Buying a stock on an online trading platform is a bit different than paying for a gallon of milk at the store. Traders who expect to click and forget when placing orders with their broker could see surprising execution prices, unfilled or partially-filled orders or long delays before their order is executed.
Here’s a rundown of what actually happens when you place a buy or sell order.
When you click “complete purchase” on Amazon.com, your order goes directly to Amazon. When you click “complete order” in your trading account, that order doesn’t go directly to the securities market. Instead, it goes to your broker, who must then determine the most appropriate action to take.
Your broker has several different options available to complete your order. The broker can choose to send the order directly to the floor of an exchange such as the New York Stock Exchange or a regional exchange. If the inventory is available, the broker can also choose to fill an order using shares that the broker already has on-hand. The order can also be sent to a third market maker to act as an intermediary between your broker and the exchange in which the order is directed.
There are also a number of electronic communications networks that automatically match buy and sell orders in markets comprised of major brokerages and individual traders.
Orders are prioritized by the order in which they are received, and orders received at the same time are prioritized by size, with larger orders executed first.
As you can imagine, the speed with which an order is executed varies widely depending on the method the broker uses to complete the order and the number of middlemen involved in the process.
Traders always expect brokers to execute trades as quickly as possible, but they also want the best price possible on those orders as well. Brokers are required by law to give clients the best possible price on their orders, but “best” can be a particularly murky standard.
According to the SEC, brokers are required to choose the best price given the circumstances—such as the type of market for the security, the type of the transaction, the order size, potential fees, the number of available markets, and the terms and conditions of the order.

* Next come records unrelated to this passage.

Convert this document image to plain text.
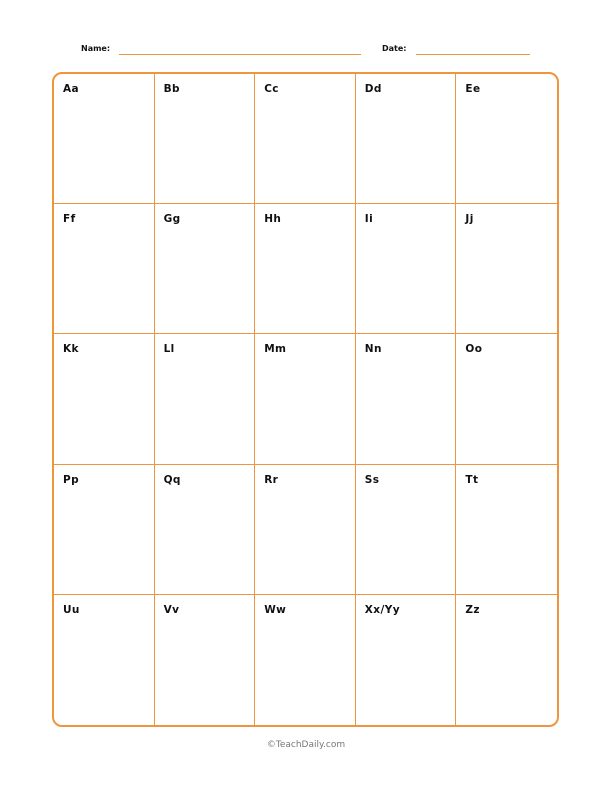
Name:	Date:
Aa	Bb	Cc	Dd	Ee
Ff	Gg	Hh	Ii	Jj
Kk	Ll	Mm	Nn	Oo
Pp	Qq	Rr	Ss	Tt
Uu	Vv	Ww	Xx/Yy	Zz
©TeachDaily.com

In other words, the broker must constantly balance the potential opportunity to get a better price, the potential delay in executing the order and the risk the order will not get executed at all.
If the order execution process above seems a bit chaotic and scary, the best way for an individual trader to control the process is to understand the different trade order types and set as many parameters as possible when placing the order. Market orders leave traders at the mercy of their broker’s ability (or lack thereof) to get the best possible price.
However, by placing limit orders, traders can ensure that any executed orders will be filled only if they meet a minimum price threshold. In addition, traders can often specify that they wish to avoid partial order executions by selecting “all-or-none.” All-or-none trades will only be executed if your broker can fill the order completely at the specified price.